С увлечением я погрузился в эту новую работу: лето Семнадцатого, осень Семнадцатого, Октябрьский переворот, потом сильно затменные, затемнённые ближайшие недели после него, — многое прикрыто, нелегко найдёшь. И от каждого месяца заново ознобляешься: поразительной психологической похожестью того времени — на наше, когда в радости освобождения, но так же и в легкомыслии проносятся решающие для будущего России дни.
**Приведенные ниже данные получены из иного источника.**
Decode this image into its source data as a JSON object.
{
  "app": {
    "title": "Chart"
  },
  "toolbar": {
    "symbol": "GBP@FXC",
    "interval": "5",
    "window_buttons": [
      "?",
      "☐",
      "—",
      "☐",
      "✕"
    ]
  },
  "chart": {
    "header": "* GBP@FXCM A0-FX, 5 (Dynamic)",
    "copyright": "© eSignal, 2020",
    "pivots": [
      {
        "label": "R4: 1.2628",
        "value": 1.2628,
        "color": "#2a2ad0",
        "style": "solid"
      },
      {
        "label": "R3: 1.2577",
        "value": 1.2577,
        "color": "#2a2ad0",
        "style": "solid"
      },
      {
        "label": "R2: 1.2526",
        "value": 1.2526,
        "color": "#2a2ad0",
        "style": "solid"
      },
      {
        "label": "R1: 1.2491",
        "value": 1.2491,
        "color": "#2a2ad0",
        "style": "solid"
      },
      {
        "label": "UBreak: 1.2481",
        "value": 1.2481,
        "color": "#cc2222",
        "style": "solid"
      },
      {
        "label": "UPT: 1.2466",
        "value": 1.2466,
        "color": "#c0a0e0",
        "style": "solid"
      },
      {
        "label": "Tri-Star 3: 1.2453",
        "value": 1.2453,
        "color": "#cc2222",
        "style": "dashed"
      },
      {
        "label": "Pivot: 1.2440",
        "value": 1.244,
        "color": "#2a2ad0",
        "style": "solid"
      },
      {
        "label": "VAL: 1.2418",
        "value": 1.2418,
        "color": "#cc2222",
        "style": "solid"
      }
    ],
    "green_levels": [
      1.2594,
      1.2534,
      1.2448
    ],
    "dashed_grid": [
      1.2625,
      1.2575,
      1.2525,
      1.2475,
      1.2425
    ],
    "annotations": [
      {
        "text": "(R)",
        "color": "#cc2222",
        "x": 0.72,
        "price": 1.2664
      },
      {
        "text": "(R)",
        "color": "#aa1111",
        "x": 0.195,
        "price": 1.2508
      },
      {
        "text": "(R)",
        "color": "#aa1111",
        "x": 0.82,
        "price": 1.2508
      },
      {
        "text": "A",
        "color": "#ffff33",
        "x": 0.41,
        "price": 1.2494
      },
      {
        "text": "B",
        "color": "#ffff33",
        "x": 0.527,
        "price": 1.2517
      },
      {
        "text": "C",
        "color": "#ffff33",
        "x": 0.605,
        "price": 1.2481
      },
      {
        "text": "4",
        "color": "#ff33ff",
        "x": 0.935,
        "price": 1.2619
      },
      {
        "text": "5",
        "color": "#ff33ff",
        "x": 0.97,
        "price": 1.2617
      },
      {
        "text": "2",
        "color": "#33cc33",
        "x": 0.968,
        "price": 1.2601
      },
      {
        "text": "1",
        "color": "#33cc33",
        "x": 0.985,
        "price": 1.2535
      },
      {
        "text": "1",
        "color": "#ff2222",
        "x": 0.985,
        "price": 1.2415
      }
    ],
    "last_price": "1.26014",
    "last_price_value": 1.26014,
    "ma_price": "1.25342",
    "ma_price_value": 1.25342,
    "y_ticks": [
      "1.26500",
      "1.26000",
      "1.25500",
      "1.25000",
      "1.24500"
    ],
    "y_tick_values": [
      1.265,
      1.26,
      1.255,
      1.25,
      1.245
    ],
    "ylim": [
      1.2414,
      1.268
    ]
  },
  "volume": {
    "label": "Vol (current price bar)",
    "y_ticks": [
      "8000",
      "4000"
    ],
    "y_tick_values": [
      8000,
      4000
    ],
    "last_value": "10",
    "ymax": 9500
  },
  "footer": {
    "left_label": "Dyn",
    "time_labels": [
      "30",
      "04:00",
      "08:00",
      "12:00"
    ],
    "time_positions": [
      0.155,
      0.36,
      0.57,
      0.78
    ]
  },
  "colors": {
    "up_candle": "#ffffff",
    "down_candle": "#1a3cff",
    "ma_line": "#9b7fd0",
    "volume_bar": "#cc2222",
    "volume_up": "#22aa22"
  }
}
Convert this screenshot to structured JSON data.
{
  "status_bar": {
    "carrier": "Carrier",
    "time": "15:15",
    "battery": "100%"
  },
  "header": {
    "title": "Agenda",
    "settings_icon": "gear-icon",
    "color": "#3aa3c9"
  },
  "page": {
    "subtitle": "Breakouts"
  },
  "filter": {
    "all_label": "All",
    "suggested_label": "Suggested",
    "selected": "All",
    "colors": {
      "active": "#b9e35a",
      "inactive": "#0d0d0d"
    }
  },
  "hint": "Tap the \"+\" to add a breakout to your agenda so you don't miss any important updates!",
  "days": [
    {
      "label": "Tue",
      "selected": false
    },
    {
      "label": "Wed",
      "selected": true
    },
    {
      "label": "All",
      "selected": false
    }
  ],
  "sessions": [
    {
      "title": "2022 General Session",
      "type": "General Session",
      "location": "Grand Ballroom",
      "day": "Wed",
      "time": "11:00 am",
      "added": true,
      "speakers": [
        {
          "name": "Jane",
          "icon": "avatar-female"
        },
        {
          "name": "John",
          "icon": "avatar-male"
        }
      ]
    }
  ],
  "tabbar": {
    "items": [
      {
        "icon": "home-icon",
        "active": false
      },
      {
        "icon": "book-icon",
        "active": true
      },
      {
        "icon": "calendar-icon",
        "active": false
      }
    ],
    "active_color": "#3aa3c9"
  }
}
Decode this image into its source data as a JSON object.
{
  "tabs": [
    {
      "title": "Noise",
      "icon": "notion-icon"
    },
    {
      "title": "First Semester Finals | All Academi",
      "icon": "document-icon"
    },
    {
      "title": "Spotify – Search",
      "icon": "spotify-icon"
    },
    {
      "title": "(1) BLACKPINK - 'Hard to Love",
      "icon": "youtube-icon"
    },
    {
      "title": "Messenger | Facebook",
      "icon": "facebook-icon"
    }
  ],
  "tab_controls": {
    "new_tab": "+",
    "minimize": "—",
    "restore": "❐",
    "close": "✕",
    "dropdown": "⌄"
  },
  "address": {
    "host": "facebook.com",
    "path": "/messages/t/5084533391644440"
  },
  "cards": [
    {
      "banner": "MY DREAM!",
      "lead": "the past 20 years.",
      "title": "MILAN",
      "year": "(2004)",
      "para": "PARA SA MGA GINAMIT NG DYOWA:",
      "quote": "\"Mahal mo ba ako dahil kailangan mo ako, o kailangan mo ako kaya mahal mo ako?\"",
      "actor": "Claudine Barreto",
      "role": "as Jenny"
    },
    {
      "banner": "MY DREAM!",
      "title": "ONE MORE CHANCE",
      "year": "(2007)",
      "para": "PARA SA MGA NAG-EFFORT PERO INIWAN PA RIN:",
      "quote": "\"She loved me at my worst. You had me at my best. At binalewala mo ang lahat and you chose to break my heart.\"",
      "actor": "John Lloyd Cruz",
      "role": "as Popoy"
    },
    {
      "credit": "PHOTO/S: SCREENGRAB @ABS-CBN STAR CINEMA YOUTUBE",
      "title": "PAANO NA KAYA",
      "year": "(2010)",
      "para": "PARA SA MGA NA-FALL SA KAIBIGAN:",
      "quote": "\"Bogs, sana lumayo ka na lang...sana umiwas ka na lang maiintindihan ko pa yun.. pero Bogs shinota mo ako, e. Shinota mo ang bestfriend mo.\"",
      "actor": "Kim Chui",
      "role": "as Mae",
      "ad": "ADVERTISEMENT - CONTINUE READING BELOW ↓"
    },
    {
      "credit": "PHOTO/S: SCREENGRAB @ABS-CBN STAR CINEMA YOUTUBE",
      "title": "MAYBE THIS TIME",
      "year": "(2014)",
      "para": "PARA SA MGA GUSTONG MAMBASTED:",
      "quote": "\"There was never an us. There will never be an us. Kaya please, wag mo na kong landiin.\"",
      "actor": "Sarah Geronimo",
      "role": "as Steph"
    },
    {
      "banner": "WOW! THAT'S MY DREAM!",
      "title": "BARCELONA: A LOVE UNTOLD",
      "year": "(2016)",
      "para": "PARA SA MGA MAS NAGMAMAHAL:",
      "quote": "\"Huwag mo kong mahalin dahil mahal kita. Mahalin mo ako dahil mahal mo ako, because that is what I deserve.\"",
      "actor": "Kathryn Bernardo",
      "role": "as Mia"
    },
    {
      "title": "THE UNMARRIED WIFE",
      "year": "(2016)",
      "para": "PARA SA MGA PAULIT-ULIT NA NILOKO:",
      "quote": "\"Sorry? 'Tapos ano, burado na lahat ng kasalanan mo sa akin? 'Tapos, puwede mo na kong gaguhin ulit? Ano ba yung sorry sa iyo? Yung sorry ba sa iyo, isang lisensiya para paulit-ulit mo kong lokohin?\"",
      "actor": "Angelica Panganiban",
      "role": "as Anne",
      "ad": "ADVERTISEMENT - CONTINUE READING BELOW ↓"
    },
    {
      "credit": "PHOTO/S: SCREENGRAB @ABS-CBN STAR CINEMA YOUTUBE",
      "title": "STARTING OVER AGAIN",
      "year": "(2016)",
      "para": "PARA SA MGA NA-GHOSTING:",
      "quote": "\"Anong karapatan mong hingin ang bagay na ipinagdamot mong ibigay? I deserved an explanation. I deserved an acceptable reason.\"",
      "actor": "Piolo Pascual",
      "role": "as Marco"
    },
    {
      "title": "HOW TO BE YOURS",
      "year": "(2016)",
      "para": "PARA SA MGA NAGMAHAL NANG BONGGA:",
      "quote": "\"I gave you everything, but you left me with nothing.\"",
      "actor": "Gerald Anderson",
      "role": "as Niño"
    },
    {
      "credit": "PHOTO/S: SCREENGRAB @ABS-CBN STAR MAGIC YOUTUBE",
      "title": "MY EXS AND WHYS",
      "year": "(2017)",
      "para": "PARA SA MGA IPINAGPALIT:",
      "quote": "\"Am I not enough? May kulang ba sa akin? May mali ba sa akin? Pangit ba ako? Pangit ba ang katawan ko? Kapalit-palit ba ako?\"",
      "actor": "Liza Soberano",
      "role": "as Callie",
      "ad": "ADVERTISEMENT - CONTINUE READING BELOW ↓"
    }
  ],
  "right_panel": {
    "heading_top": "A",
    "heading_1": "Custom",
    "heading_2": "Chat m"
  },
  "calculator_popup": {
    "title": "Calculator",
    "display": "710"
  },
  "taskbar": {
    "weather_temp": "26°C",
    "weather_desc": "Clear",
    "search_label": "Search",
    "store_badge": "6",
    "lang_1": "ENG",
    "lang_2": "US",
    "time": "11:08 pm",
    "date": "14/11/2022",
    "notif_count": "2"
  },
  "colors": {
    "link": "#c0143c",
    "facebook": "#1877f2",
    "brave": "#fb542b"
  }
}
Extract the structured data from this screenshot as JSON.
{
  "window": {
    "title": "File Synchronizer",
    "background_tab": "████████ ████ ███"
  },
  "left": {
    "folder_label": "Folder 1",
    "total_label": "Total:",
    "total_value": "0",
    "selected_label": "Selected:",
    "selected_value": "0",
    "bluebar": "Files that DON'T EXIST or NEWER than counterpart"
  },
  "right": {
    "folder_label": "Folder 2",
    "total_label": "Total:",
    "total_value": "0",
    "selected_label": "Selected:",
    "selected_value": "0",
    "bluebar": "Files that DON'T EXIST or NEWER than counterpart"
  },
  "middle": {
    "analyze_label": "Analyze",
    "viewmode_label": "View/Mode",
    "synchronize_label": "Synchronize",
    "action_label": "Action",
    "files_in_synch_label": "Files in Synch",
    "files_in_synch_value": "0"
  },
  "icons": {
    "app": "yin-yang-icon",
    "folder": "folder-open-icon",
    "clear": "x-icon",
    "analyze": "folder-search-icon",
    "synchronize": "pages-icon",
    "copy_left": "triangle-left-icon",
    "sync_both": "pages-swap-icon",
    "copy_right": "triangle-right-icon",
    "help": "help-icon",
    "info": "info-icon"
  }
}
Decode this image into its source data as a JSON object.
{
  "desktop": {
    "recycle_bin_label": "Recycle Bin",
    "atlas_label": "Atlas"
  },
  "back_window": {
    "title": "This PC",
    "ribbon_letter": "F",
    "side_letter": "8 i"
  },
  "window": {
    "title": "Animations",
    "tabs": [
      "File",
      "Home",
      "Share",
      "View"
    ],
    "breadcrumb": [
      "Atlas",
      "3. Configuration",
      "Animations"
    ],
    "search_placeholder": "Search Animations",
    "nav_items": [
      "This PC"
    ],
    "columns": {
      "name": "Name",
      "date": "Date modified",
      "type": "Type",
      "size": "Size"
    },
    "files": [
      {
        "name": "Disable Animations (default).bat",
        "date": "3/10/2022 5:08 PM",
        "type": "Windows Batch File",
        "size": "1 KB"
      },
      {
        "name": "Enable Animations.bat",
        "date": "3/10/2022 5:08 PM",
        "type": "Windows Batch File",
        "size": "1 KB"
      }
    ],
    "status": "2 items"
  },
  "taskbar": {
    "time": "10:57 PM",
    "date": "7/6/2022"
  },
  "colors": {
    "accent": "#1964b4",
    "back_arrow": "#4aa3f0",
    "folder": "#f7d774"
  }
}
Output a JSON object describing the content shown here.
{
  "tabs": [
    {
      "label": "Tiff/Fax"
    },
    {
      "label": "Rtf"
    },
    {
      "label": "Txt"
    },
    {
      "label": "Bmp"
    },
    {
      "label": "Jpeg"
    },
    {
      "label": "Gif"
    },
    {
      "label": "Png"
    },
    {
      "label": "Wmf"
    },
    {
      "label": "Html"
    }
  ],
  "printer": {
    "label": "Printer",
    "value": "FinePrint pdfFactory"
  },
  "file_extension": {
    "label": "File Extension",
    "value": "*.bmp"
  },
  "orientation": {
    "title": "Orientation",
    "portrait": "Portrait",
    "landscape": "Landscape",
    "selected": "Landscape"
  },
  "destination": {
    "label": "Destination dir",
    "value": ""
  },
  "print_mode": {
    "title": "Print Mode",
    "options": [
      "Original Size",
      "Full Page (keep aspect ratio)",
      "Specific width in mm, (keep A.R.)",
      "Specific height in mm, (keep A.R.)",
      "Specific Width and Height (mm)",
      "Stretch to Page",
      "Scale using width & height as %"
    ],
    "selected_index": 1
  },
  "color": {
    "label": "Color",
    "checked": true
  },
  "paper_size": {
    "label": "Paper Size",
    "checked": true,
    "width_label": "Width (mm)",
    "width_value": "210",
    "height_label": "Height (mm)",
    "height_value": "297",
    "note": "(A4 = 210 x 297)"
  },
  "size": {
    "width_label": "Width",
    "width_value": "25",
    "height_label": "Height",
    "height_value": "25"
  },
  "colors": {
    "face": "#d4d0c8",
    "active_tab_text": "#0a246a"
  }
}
Работа оказалась ещё объёмистее, чем я ожидал, гораздо дольшей. Пришлось читать и ещё много газет того времени — в поисках деталей и настроений. Конечно, рядовой читатель не будет в такой сжатой форме читать, но — любознательные к истории. Зато — ощущение доконченности Постройки.
Аля же в соработе над «Колесом» когда по 12 часов в день, а то доходило и до 16, понимая весь этот труд наш как «расколдованье заклятия» в нашей истории, — теперь рубеж окончания испытывала не меньше меня. Её первое касание к «Колесу» зародилось от самого начала моей работы, это совпало с началом нашей близости. Двадцать лет мощным полем книга пронизала нашу с ней жизнь. (Знакомые спрашивали: «Да как вы переносите такое лесное одиночество?» Она отвечала: «Когда так одиноки — тогда-то и работается, ощущение постоянно бьющего гейзера».)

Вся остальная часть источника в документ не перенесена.